Pour vérifier les éléments attestant de violations des droits humains dans les vidéos filmées et postées sur les réseaux sociaux par des utilisateurs durant les émeutes, Amnesty Inde a collaboré avec le Laboratoire de preuves du programme Réaction aux crises d’Amnesty International. Ce Laboratoire se sert d’outils d’investigation en libre accès et numériques de pointe pour corroborer et analyser les graves violations des droits humains. Il a authentifié ces vidéos en vérifiant l’heure, la date et le lieu des images.
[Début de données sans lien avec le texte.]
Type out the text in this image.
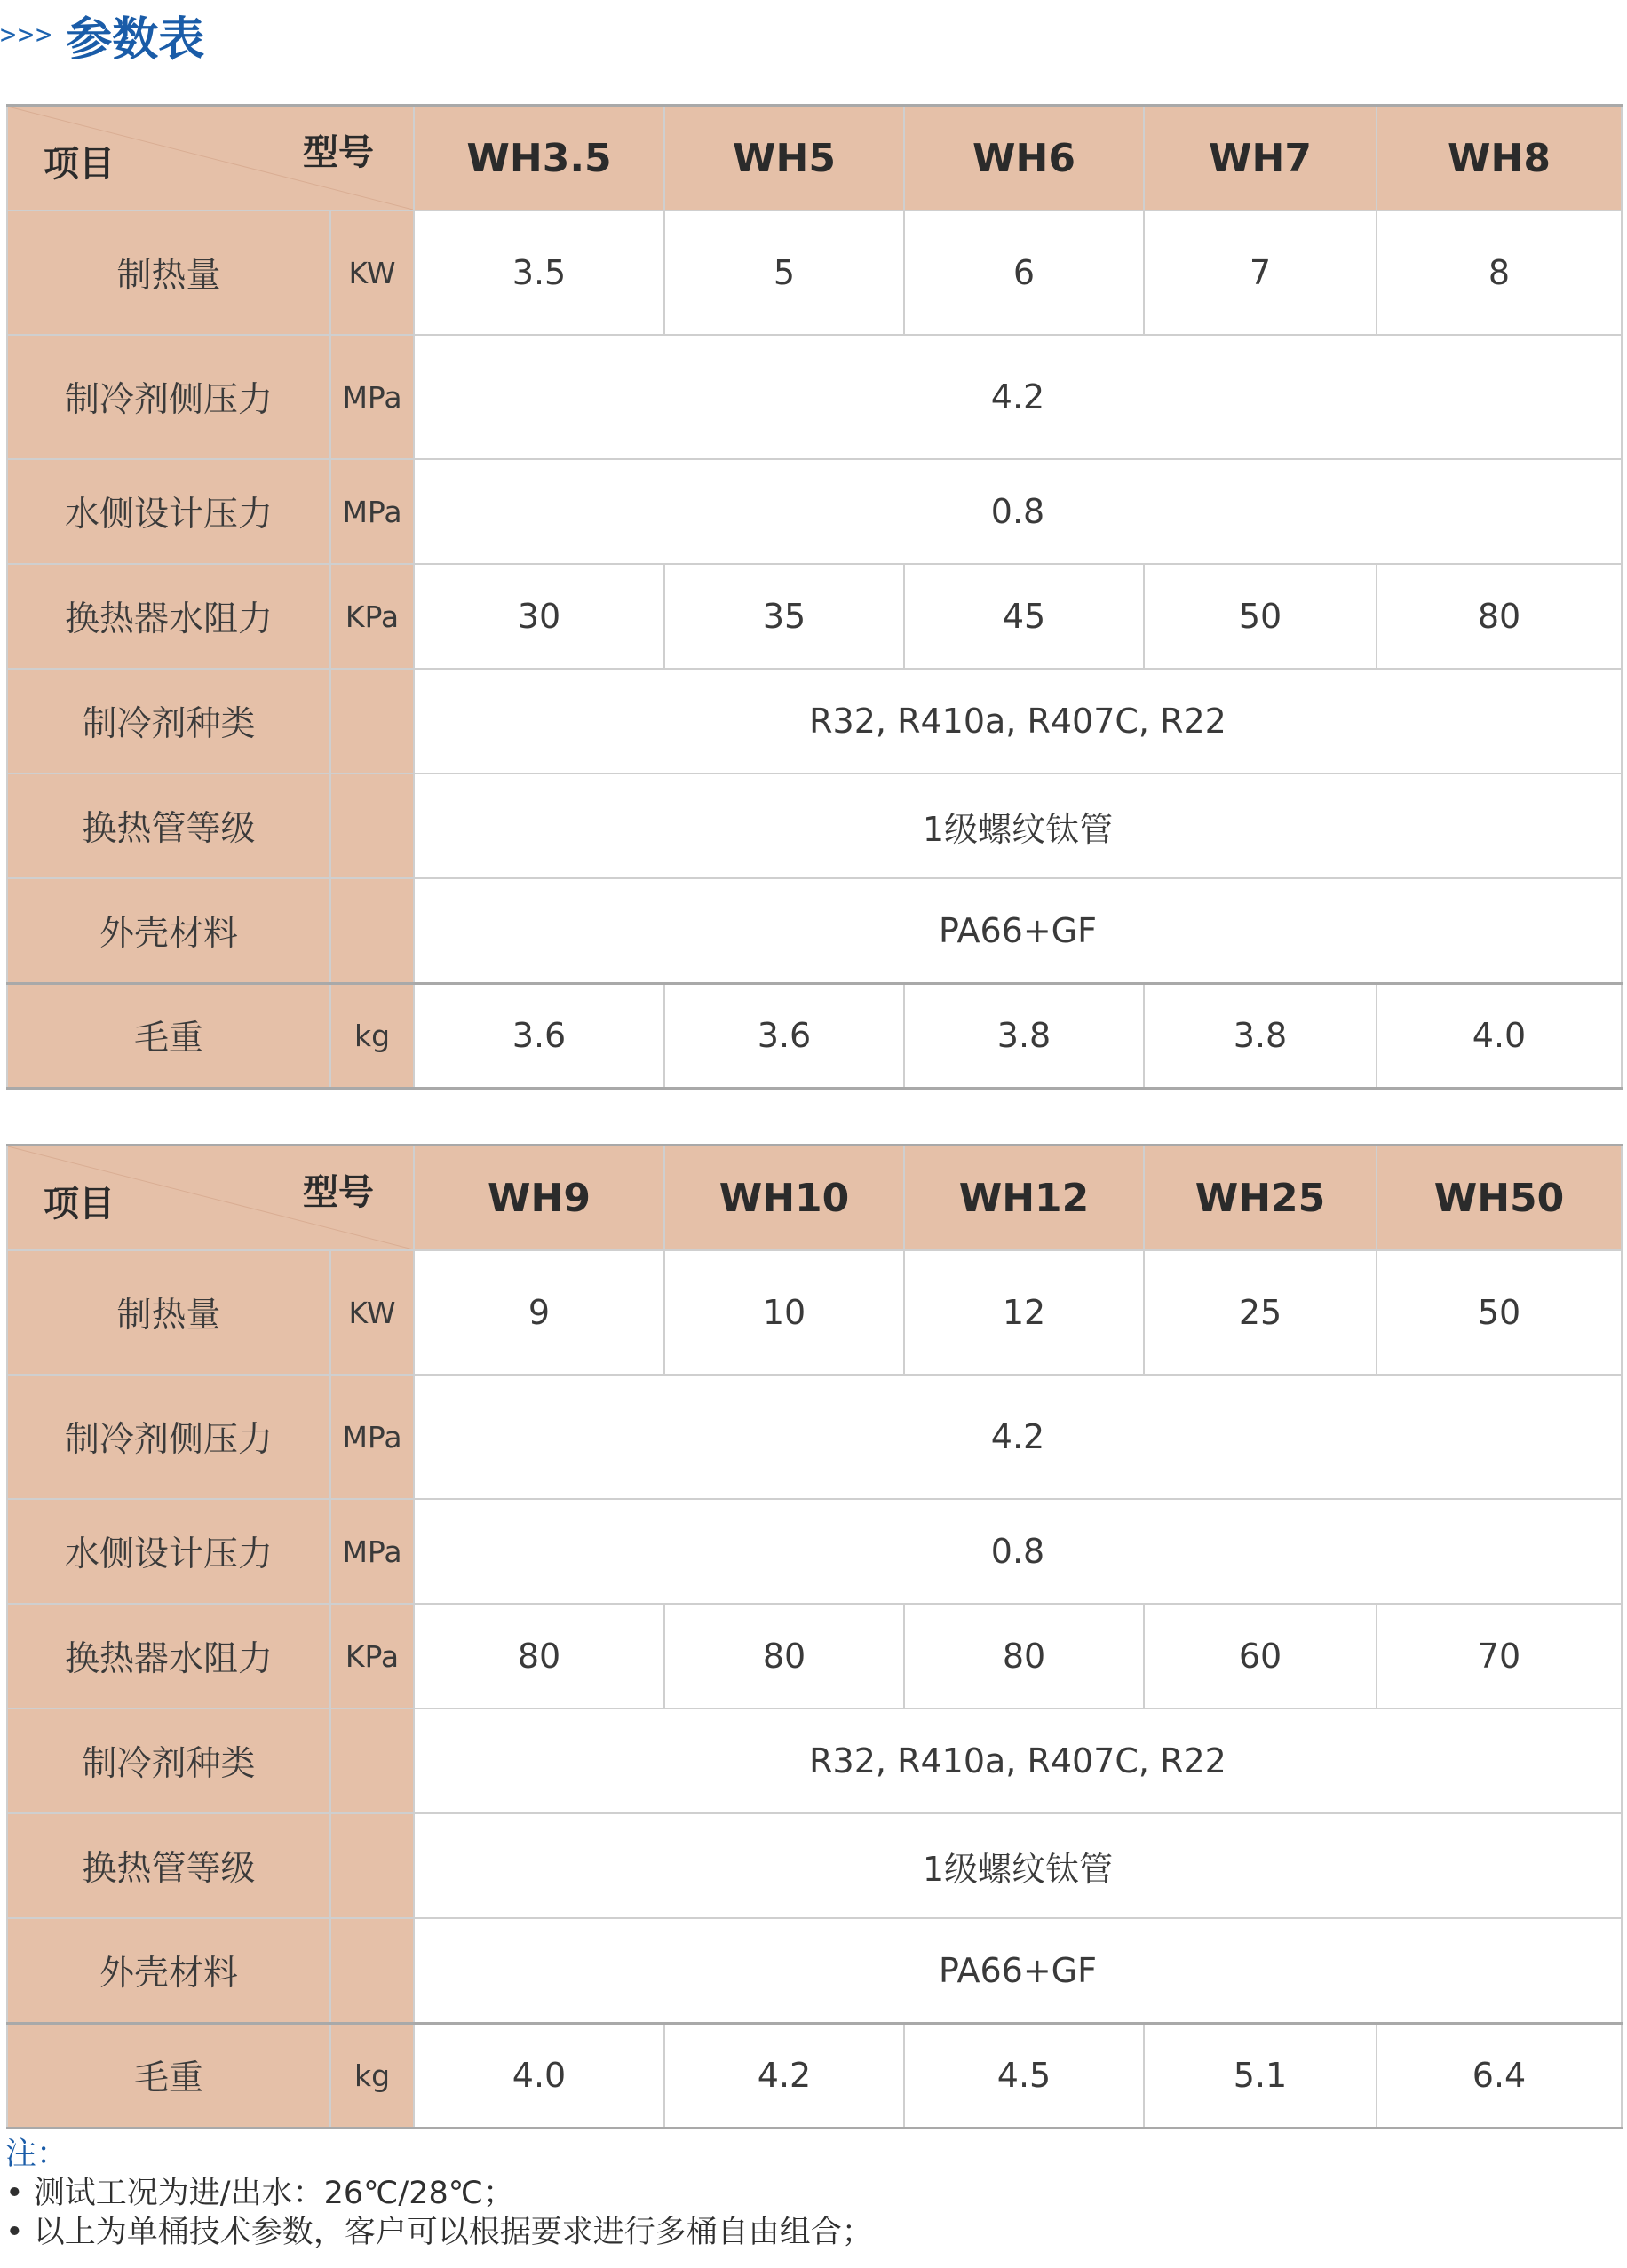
>>> 参数表
项目 型号		WH3.5	WH5	WH6	WH7	WH8
制热量	KW	3.5	5	6	7	8
制冷剂侧压力	MPa	4.2				
水侧设计压力	MPa	0.8				
换热器水阻力	KPa	30	35	45	50	80
制冷剂种类		R32, R410a, R407C, R22				
换热管等级		1级螺纹钛管				
外壳材料		PA66+GF				
毛重	kg	3.6	3.6	3.8	3.8	4.0
项目 型号		WH9	WH10	WH12	WH25	WH50
制热量	KW	9	10	12	25	50
制冷剂侧压力	MPa	4.2				
水侧设计压力	MPa	0.8				
换热器水阻力	KPa	80	80	80	60	70
制冷剂种类		R32, R410a, R407C, R22				
换热管等级		1级螺纹钛管				
外壳材料		PA66+GF				
毛重	kg	4.0	4.2	4.5	5.1	6.4
注：
• 测试工况为进/出水：26℃/28℃；
• 以上为单桶技术参数，客户可以根据要求进行多桶自由组合；
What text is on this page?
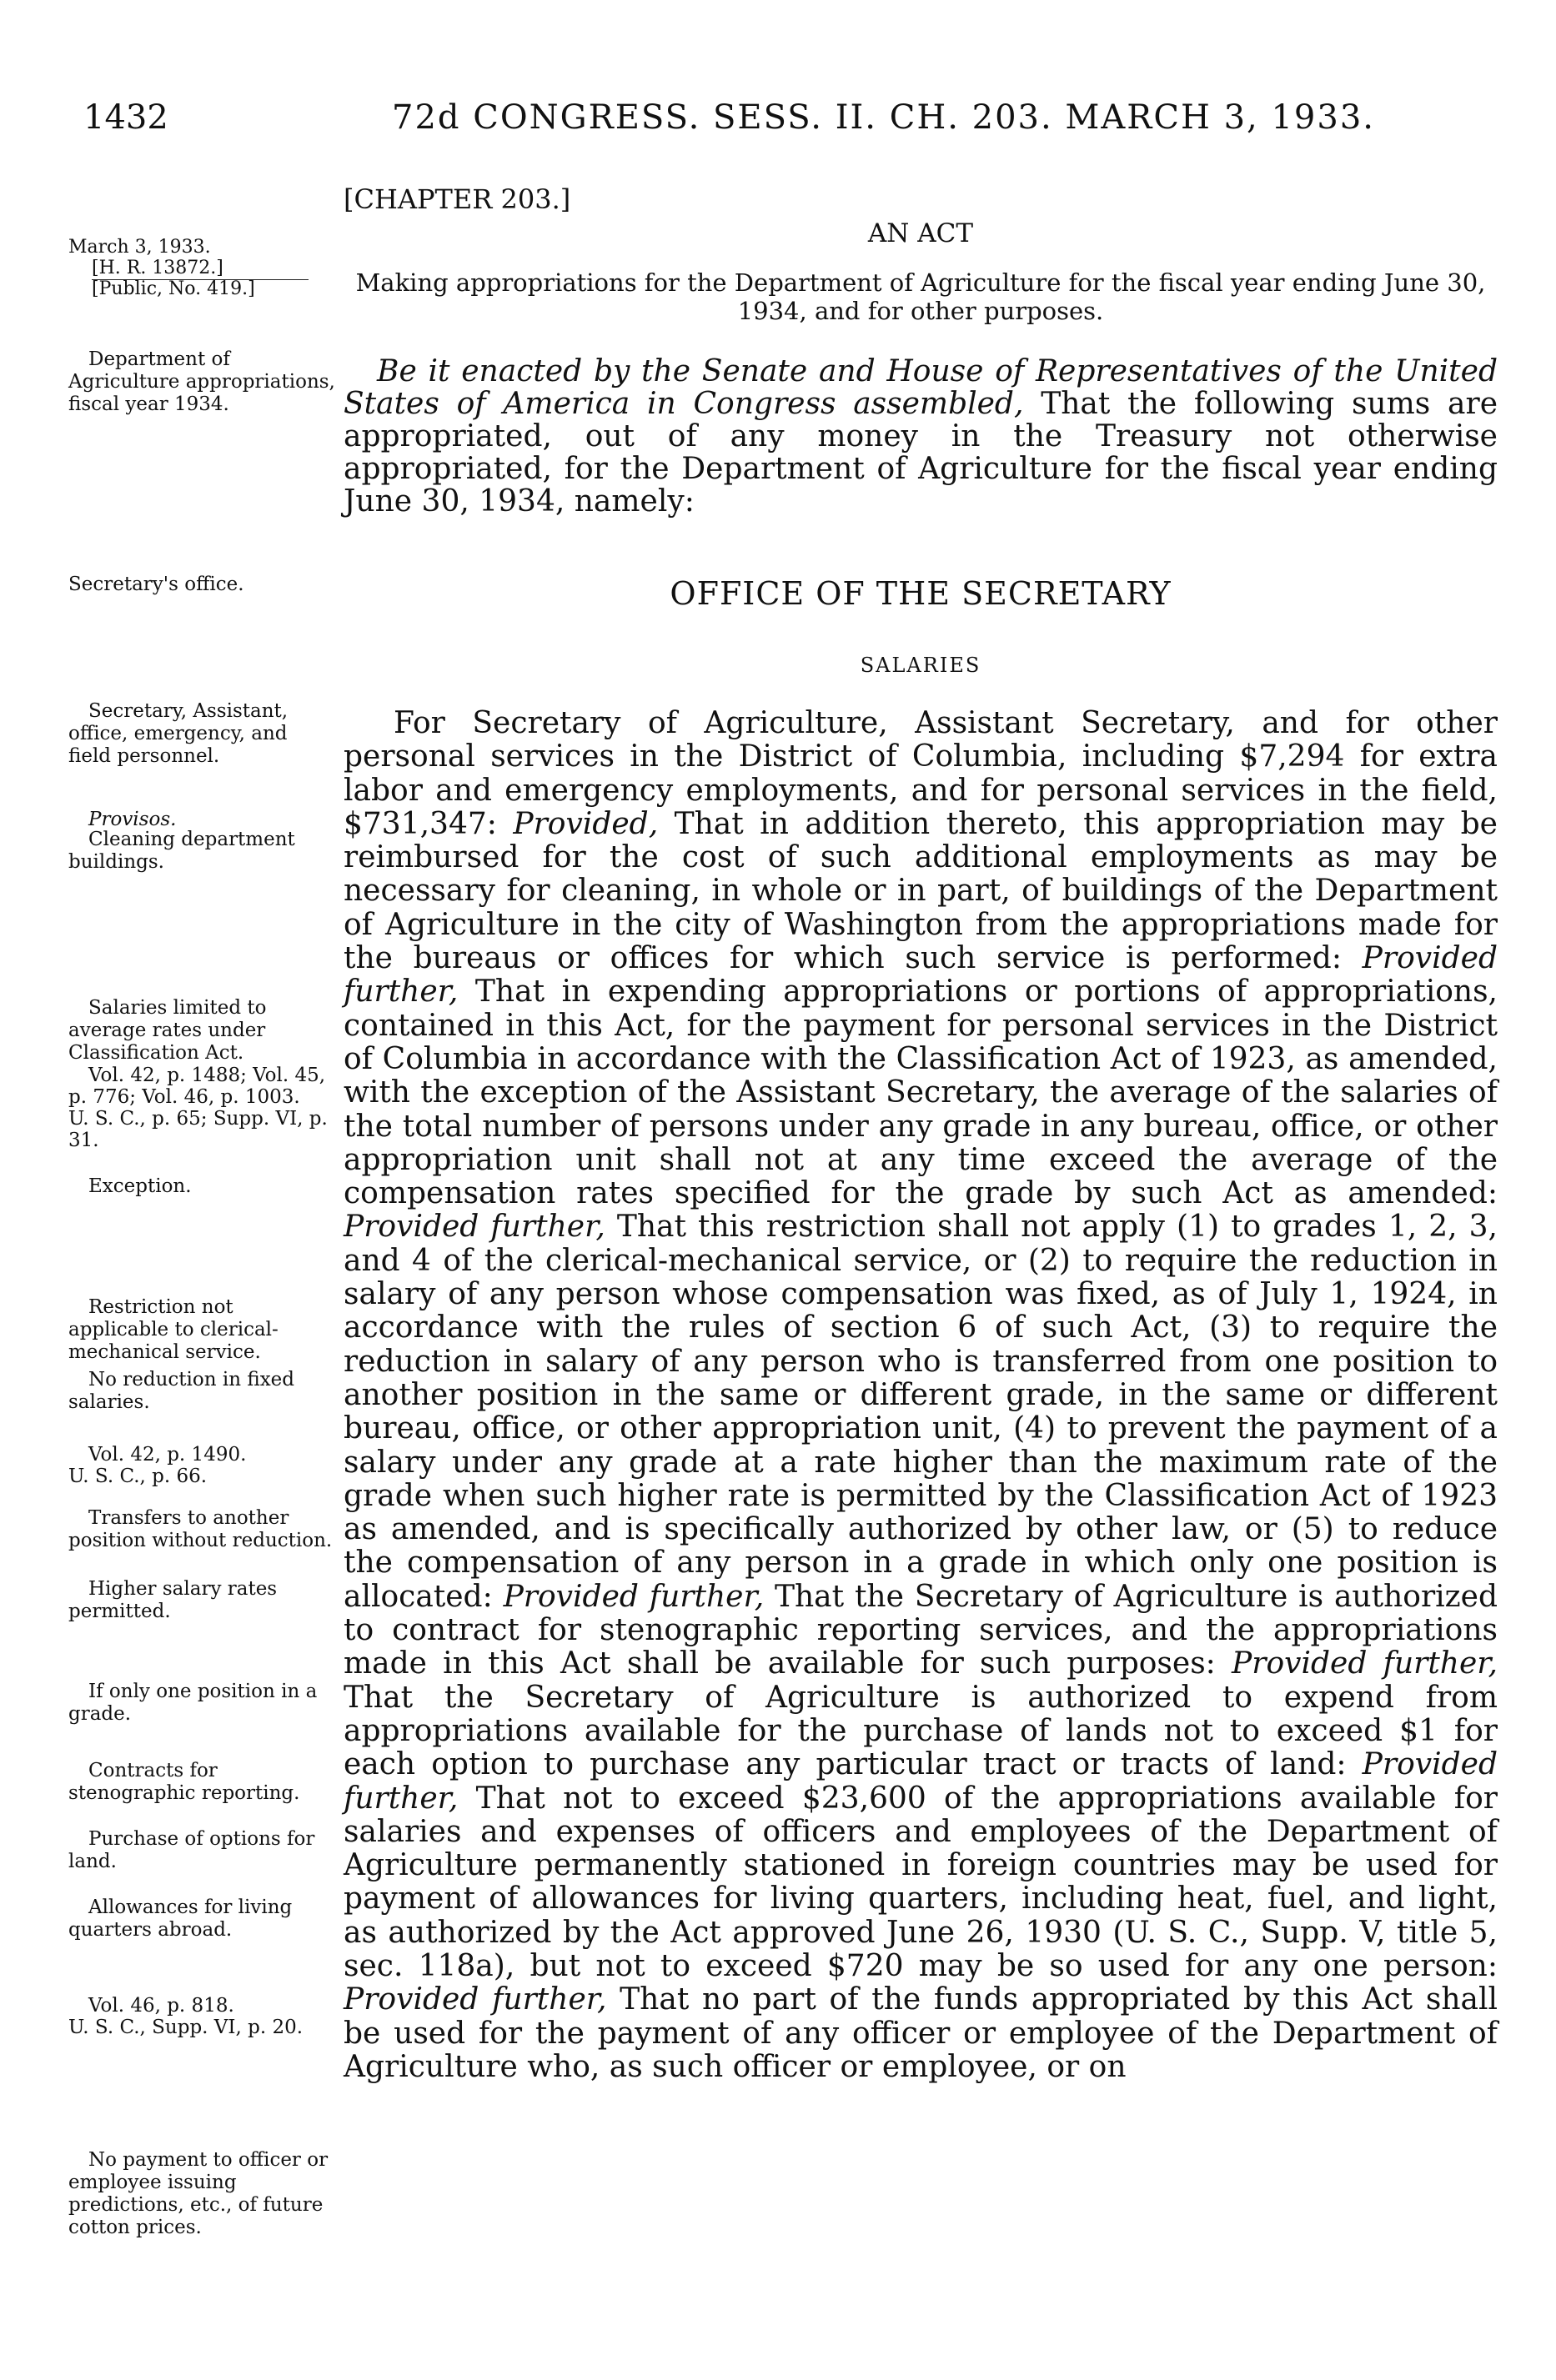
1432	72d CONGRESS. SESS. II. CH. 203. MARCH 3, 1933.
[CHAPTER 203.]
AN ACT
Making appropriations for the Department of Agriculture for the fiscal year ending June 30, 1934, and for other purposes.
March 3, 1933.
[H. R. 13872.]
[Public, No. 419.]
Department of Agriculture appropriations, fiscal year 1934.
Secretary's office.
Secretary, Assistant, office, emergency, and field personnel.
Provisos.
Cleaning department buildings.
Salaries limited to average rates under Classification Act.
Vol. 42, p. 1488; Vol. 45, p. 776; Vol. 46, p. 1003.
U. S. C., p. 65; Supp. VI, p. 31.
Exception.
Restriction not applicable to clerical-mechanical service.
No reduction in fixed salaries.
Vol. 42, p. 1490.
U. S. C., p. 66.
Transfers to another position without reduction.
Higher salary rates permitted.
If only one position in a grade.
Contracts for stenographic reporting.
Purchase of options for land.
Allowances for living quarters abroad.
Vol. 46, p. 818.
U. S. C., Supp. VI, p. 20.
No payment to officer or employee issuing predictions, etc., of future cotton prices.

Be it enacted by the Senate and House of Representatives of the United States of America in Congress assembled, That the following sums are appropriated, out of any money in the Treasury not otherwise appropriated, for the Department of Agriculture for the fiscal year ending June 30, 1934, namely:

OFFICE OF THE SECRETARY
SALARIES

For Secretary of Agriculture, Assistant Secretary, and for other personal services in the District of Columbia, including $7,294 for extra labor and emergency employments, and for personal services in the field, $731,347: Provided, That in addition thereto, this appropriation may be reimbursed for the cost of such additional employments as may be necessary for cleaning, in whole or in part, of buildings of the Department of Agriculture in the city of Washington from the appropriations made for the bureaus or offices for which such service is performed: Provided further, That in expending appropriations or portions of appropriations, contained in this Act, for the payment for personal services in the District of Columbia in accordance with the Classification Act of 1923, as amended, with the exception of the Assistant Secretary, the average of the salaries of the total number of persons under any grade in any bureau, office, or other appropriation unit shall not at any time exceed the average of the compensation rates specified for the grade by such Act as amended: Provided further, That this restriction shall not apply (1) to grades 1, 2, 3, and 4 of the clerical-mechanical service, or (2) to require the reduction in salary of any person whose compensation was fixed, as of July 1, 1924, in accordance with the rules of section 6 of such Act, (3) to require the reduction in salary of any person who is transferred from one position to another position in the same or different grade, in the same or different bureau, office, or other appropriation unit, (4) to prevent the payment of a salary under any grade at a rate higher than the maximum rate of the grade when such higher rate is permitted by the Classification Act of 1923 as amended, and is specifically authorized by other law, or (5) to reduce the compensation of any person in a grade in which only one position is allocated: Provided further, That the Secretary of Agriculture is authorized to contract for stenographic reporting services, and the appropriations made in this Act shall be available for such purposes: Provided further, That the Secretary of Agriculture is authorized to expend from appropriations available for the purchase of lands not to exceed $1 for each option to purchase any particular tract or tracts of land: Provided further, That not to exceed $23,600 of the appropriations available for salaries and expenses of officers and employees of the Department of Agriculture permanently stationed in foreign countries may be used for payment of allowances for living quarters, including heat, fuel, and light, as authorized by the Act approved June 26, 1930 (U. S. C., Supp. V, title 5, sec. 118a), but not to exceed $720 may be so used for any one person: Provided further, That no part of the funds appropriated by this Act shall be used for the payment of any officer or employee of the Department of Agriculture who, as such officer or employee, or on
En outre, Amnesty Inde s’est rendue sur les lieux où ces vidéos ont été filmées et a interviewé des témoins et des victimes.

Dans l’une des vidéos analysées par le Laboratoire de preuves du programme Réaction aux crises, on peut voir des policiers de Delhi battre et frapper à coups de pied un groupe de cinq hommes blessés, le 24 février, et les pousser du bout de leur fusil en leur enjoignant de chanter l’hymne national indien. Après la vidéo, ces hommes ont été arrêtés. Amnesty International Inde a analysé les images et s’est entretenue avec la mère de Faizan, 26 ans, l’un des hommes figurant sur cette vidéo. Kismatun, la mère de Faizan, a déclaré qu’elle avait vu la vidéo plusieurs fois mais n’a compris que bien plus tard que son fils y figurait lui aussi. « Je suis allée au poste de police avec la photo de mon fils. Je leur ai montré sa photo, j’ai demandé s’il était là et ils m’ont répondu oui. Je leur ai demandé de me laisser le voir et de le laisser repartir. Le policier a refusé. Mais j’ai attendu là, jusqu’à 1 heure du matin », a-t-elle expliqué.

Faizan a été retenu par la police pendant près de 36 heures sans être inculpé. Il a été remis à sa mère après que son état de santé s’est dégradé. La police a refusé de remettre à sa famille des papiers prouvant qu’il avait été détenu.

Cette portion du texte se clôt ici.